While that may be a common practice, Sherman said, “it’s not a legitimate use of government power, and the Institute for Justice is currently litigating cases challenging similar restrictions on nondentist teeth whitening in Alabama, Georgia, and Connecticut on constitutional grounds.”
Sherman said he hopes that today’s decision “will lead lower courts to see these laws for what they are: The unconstitutional use of public power for private gain.”
But in the dissent, Alito — joined by Justices Antonin Scalia and Clarence Thomas — countered that the 1943 decision in Parker v. Brown, around which the North Carolina dispute was argued, gives state agencies immunity from federal antitrust laws.
Indeed, Alito wrote, Parker immunity evolved from a California case that was “unquestionably designed to benefit the regulated entities, California raisin growers.”
The minority justices determined the dental board is a state agency and, under the Parker precedent, is immune from antitrust laws.
The dissenters reasoned that under federalism — which gives states some independence from federal control — states are sovereign except where constitutionally restrained.
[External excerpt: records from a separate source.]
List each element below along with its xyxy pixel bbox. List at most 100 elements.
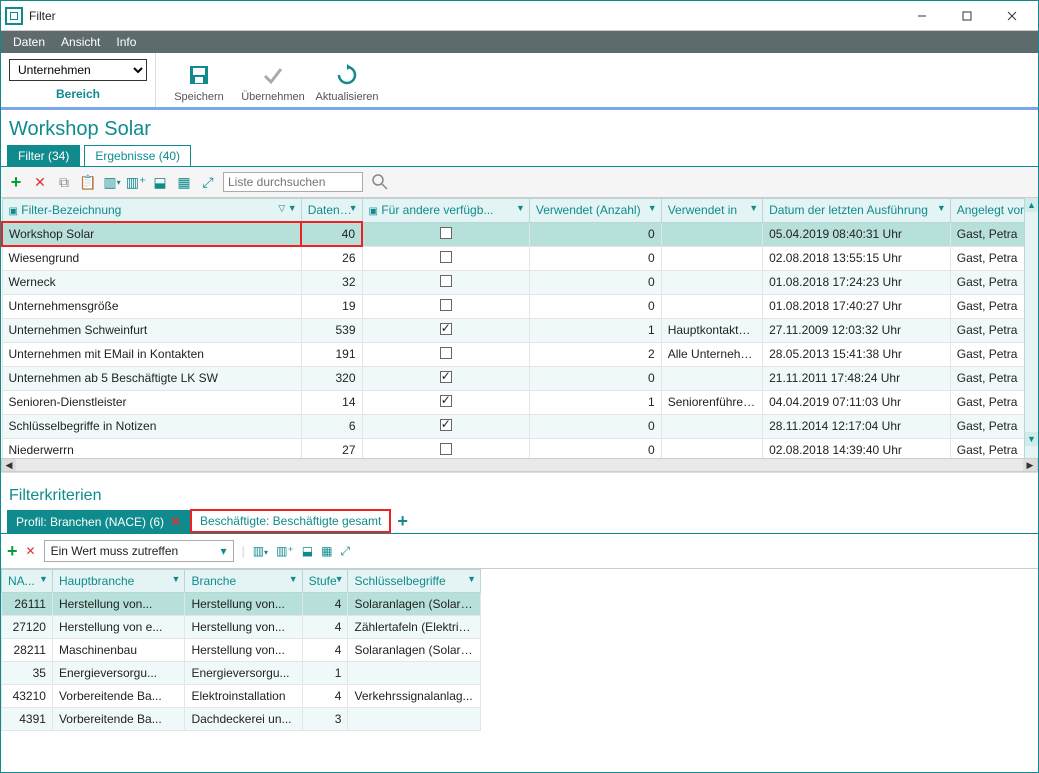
checkbox-icon[interactable] [440, 443, 452, 455]
cell-share[interactable] [362, 294, 529, 318]
funnel-icon[interactable]: ▼ [39, 574, 48, 584]
scroll-left-icon[interactable]: ◀ [2, 459, 16, 471]
delete-icon[interactable]: ✕ [31, 173, 49, 191]
funnel-icon[interactable]: ▼ [516, 203, 525, 213]
table-row[interactable]: Unternehmen mit EMail in Kontakten1912Al… [2, 342, 1038, 366]
col-hauptbranche[interactable]: Hauptbranche▼ [52, 570, 184, 593]
funnel-icon[interactable]: ▼ [289, 574, 298, 584]
layout-icon[interactable]: ▦ [175, 173, 193, 191]
criteria-tab-beschaeftigte[interactable]: Beschäftigte: Beschäftigte gesamt [190, 509, 391, 533]
cell-share[interactable] [362, 270, 529, 294]
scroll-up-icon[interactable]: ▲ [1025, 198, 1038, 212]
funnel-icon[interactable]: ▼ [349, 203, 358, 213]
menu-info[interactable]: Info [108, 33, 144, 51]
col-datasets[interactable]: Datensät...▼ [301, 199, 362, 223]
funnel-icon[interactable]: ▼ [467, 574, 476, 584]
col-share[interactable]: ▣ Für andere verfügb...▼ [362, 199, 529, 223]
refresh-button[interactable]: Aktualisieren [312, 57, 382, 103]
cell-share[interactable] [362, 222, 529, 246]
table-row[interactable]: 43210Vorbereitende Ba...Elektroinstallat… [2, 685, 481, 708]
col-used-count[interactable]: Verwendet (Anzahl)▼ [529, 199, 661, 223]
filter-toggle-icon[interactable]: ▥⁺ [276, 544, 294, 558]
table-row[interactable]: 26111Herstellung von...Herstellung von..… [2, 593, 481, 616]
columns-icon[interactable]: ▥▾ [103, 173, 121, 191]
copy-icon[interactable]: ⧉ [55, 173, 73, 191]
scroll-down-icon[interactable]: ▼ [1025, 432, 1038, 446]
scroll-right-icon[interactable]: ▶ [1023, 459, 1037, 471]
table-row[interactable]: 35Energieversorgu...Energieversorgu...1 [2, 662, 481, 685]
window-close-button[interactable] [989, 2, 1034, 30]
search-icon[interactable] [369, 171, 391, 193]
window-minimize-button[interactable] [899, 2, 944, 30]
funnel-icon[interactable]: ▼ [648, 203, 657, 213]
table-row[interactable]: Unternehmen ab 5 Beschäftigte LK SW32002… [2, 366, 1038, 390]
expand-icon[interactable]: ⤢ [199, 173, 217, 191]
funnel-icon[interactable]: ▼ [335, 574, 344, 584]
col-branche[interactable]: Branche▼ [185, 570, 302, 593]
table-row[interactable]: Unternehmensgröße19001.08.2018 17:40:27 … [2, 294, 1038, 318]
paste-icon[interactable]: 📋 [79, 173, 97, 191]
apply-button[interactable]: Übernehmen [238, 57, 308, 103]
funnel-icon[interactable]: ▼ [937, 203, 946, 213]
add-criteria-tab-icon[interactable]: + [391, 511, 414, 532]
export-excel-icon[interactable]: ⬓ [151, 173, 169, 191]
checkbox-icon[interactable] [440, 299, 452, 311]
checkbox-icon[interactable] [440, 251, 452, 263]
table-row[interactable]: Niederwerrn27002.08.2018 14:39:40 UhrGas… [2, 438, 1038, 458]
checkbox-icon[interactable] [440, 419, 452, 431]
col-used-in[interactable]: Verwendet in▼ [661, 199, 762, 223]
vertical-scrollbar[interactable]: ▲ ▼ [1024, 198, 1038, 458]
funnel-icon[interactable]: ▽ ▼ [278, 203, 296, 214]
close-icon[interactable]: ✕ [170, 514, 181, 530]
funnel-icon[interactable]: ▼ [172, 574, 181, 584]
funnel-icon[interactable]: ▼ [749, 203, 758, 213]
table-row[interactable]: Wiesengrund26002.08.2018 13:55:15 UhrGas… [2, 246, 1038, 270]
col-nace[interactable]: NA...▼ [2, 570, 53, 593]
col-last-run[interactable]: Datum der letzten Ausführung▼ [763, 199, 951, 223]
table-row[interactable]: 27120Herstellung von e...Herstellung von… [2, 616, 481, 639]
horizontal-scrollbar[interactable]: ◀ ▶ [1, 458, 1038, 472]
cell-share[interactable] [362, 414, 529, 438]
add-icon[interactable]: + [7, 541, 18, 562]
table-row[interactable]: Senioren-Dienstleister141Seniorenführer … [2, 390, 1038, 414]
checkbox-icon[interactable] [440, 371, 452, 383]
window-maximize-button[interactable] [944, 2, 989, 30]
cell-share[interactable] [362, 438, 529, 458]
col-stufe[interactable]: Stufe▼ [302, 570, 348, 593]
checkbox-icon[interactable] [440, 347, 452, 359]
criteria-tab-branchen[interactable]: Profil: Branchen (NACE) (6) ✕ [7, 510, 190, 533]
table-row[interactable]: 4391Vorbereitende Ba...Dachdeckerei un..… [2, 708, 481, 731]
delete-icon[interactable]: ✕ [26, 544, 36, 558]
filter-grid[interactable]: ▣ Filter-Bezeichnung▽ ▼ Datensät...▼ ▣ F… [1, 198, 1038, 458]
expand-icon[interactable]: ⤢ [340, 544, 350, 559]
export-excel-icon[interactable]: ⬓ [302, 544, 313, 558]
tab-filter[interactable]: Filter (34) [7, 145, 80, 166]
checkbox-icon[interactable] [440, 395, 452, 407]
menu-ansicht[interactable]: Ansicht [53, 33, 108, 51]
cell-share[interactable] [362, 318, 529, 342]
criteria-grid[interactable]: NA...▼ Hauptbranche▼ Branche▼ Stufe▼ Sch… [1, 569, 481, 731]
table-row[interactable]: Schlüsselbegriffe in Notizen6028.11.2014… [2, 414, 1038, 438]
area-select[interactable]: Unternehmen [9, 59, 147, 81]
save-button[interactable]: Speichern [164, 57, 234, 103]
table-row[interactable]: Werneck32001.08.2018 17:24:23 UhrGast, P… [2, 270, 1038, 294]
checkbox-icon[interactable] [440, 323, 452, 335]
cell-share[interactable] [362, 342, 529, 366]
checkbox-icon[interactable] [440, 227, 452, 239]
search-input[interactable] [223, 172, 363, 192]
cell-share[interactable] [362, 246, 529, 270]
cell-share[interactable] [362, 390, 529, 414]
col-filter-name[interactable]: ▣ Filter-Bezeichnung▽ ▼ [2, 199, 301, 223]
table-row[interactable]: Workshop Solar40005.04.2019 08:40:31 Uhr… [2, 222, 1038, 246]
filter-toggle-icon[interactable]: ▥⁺ [127, 173, 145, 191]
cell-share[interactable] [362, 366, 529, 390]
add-icon[interactable]: + [7, 173, 25, 191]
table-row[interactable]: Unternehmen Schweinfurt5391Hauptkontakte… [2, 318, 1038, 342]
table-row[interactable]: 28211MaschinenbauHerstellung von...4Sola… [2, 639, 481, 662]
layout-icon[interactable]: ▦ [321, 544, 332, 558]
match-mode-select[interactable]: Ein Wert muss zutreffen ▾ [44, 540, 234, 562]
tab-results[interactable]: Ergebnisse (40) [84, 145, 191, 166]
col-keys[interactable]: Schlüsselbegriffe▼ [348, 570, 481, 593]
menu-daten[interactable]: Daten [5, 33, 53, 51]
checkbox-icon[interactable] [440, 275, 452, 287]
Alito set forth a number of state statutes to show the Dental Board “is unmistakably a state agency,” not a private entity.
The majority disagreed, finding the Dental Board was not a state agency.
Alito wrote that the court “strayed” from precedent and “distorted” the meaning of the Parker case, pushing the court “into a morass. Determining whether a state agency is structured in a way that militates against regulatory capture is no easy task, and there is reason to fear that today’s decision will spawn confusion.”
As a result of the decision, states “may find it necessary to change the composition of medical, dental, and other boards, but it is not clear what sort of changes are needed to satisfy the test that the court now adopts,” Alito wrote.
The majority opinion said the dental board’s “active market participants” constitute “a controlling number of [the] decisionmakers,” but creating that test raises unanswered questions.
The majority did not define “controlling number,” so it remains unclear whether that implies a majority, a number less than a majority, a voting bloc, an obstructionist minority, or an agency chair empowered to set the agenda or veto regulations.
Nor did the court define what constitutes an active market participant, or “the scope of the market in which a member may not participate while serving on the board,” Alito wrote. He asked whether the court would have ruled differently if the North Carolina Dental Board members were periodontists or orthodontists that did not offer teeth-whitening services.
“The answers to these questions are not obvious, but the states must predict the answers in order to make informed choices about how to constitute their agencies,” Alito wrote.
“The dissent, I think, captures the board’s point of view rather effectively,” White said. He anticipates future complainants increasingly citing this decision, raising the volume of litigation the Dental Board faces.
“The majority opinion kind of skirted that issue about damages and immunities from personal liability and those kinds of things,” White said, and that could dampen interest in serving on professional boards in the future.
Nor did the decision delve into public health issues, which now heightens the caveat emptor — buyer beware — admonition, he said.
“Basically, you’re putting acid in people’s mouths, and if it’s put on an unhealthy tooth, or it gets below the gumline on the gum it can cause damage, sometimes irreparable damage,” White said. Lay practitioners are not trained to know if a tooth is cracked or a filling is leaking, have no training in infection control, and sometimes operate in an unhygienic manner, he added.